Plan for the time to update measurements as you learn more over time and find where the correlations are. Being able to measure success indicators should be as core to your product development process as testing that a new feature is working.
Again, what your target customers do is a much more important validation signal than what they say they will do.
How can you build in such a way that you can measure actions and not words sooner?
Back to 2015.
After some weeks of scrambling post launch, we did get back to doing things that didn’t scale and found many ways to shorten our feedback loop. We did some really clever experiments I’m proud of and got some great insights from customer interviews.

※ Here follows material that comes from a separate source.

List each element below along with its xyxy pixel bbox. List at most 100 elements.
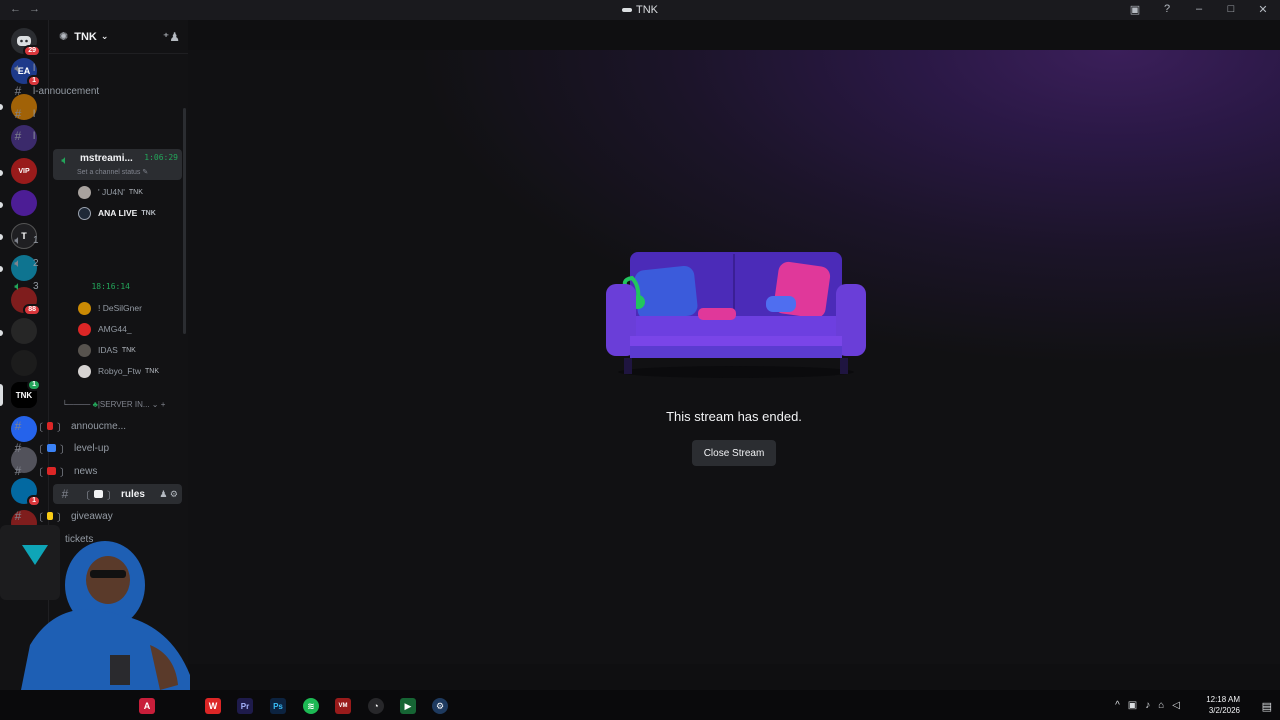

But, it was too late. We had burned too much money and couldn’t recover enough momentum before we just ran out of cash.
You might think it was obvious we were making a dumb move in trying to build so much of our vision before launching. We were convinced we had to have at least a little bit of every piece in place for it to be valuable to customers.
In my experience, it’s by far the most common approach people take when building something new and ambitious5.
Again, sometimes it works! Just not near as often as it’s tried.
Odds are, most people who do this work will have to learn the lesson the hard way along with me. Maybe more than once.
Find ways to feed your optimism without believing too much of your own hype. Never stop investing in effective discovery and testing out insights ASAP. It’s simple, but not easy.
Good luck!
Building something ambitious and want my help increasing your odds of success and avoiding this and other mistakes? Let's chat.
At the time in 2014, this was a relatively large seed round, especially for a company based in the midwest.
↩SIX months later to be specific. 🤦♂️
↩Don't get me started on faster horses.
↩The Mom Test is also the best and most natural audiobook in the genre I’ve ever listened to, if you like reading by listening.
↩See also: rebuilding something that works but has limitations with new, better tech. This scenario is probably the source of the second biggest mistake in digital products. It has similar symptoms and usually costs way more than people expect.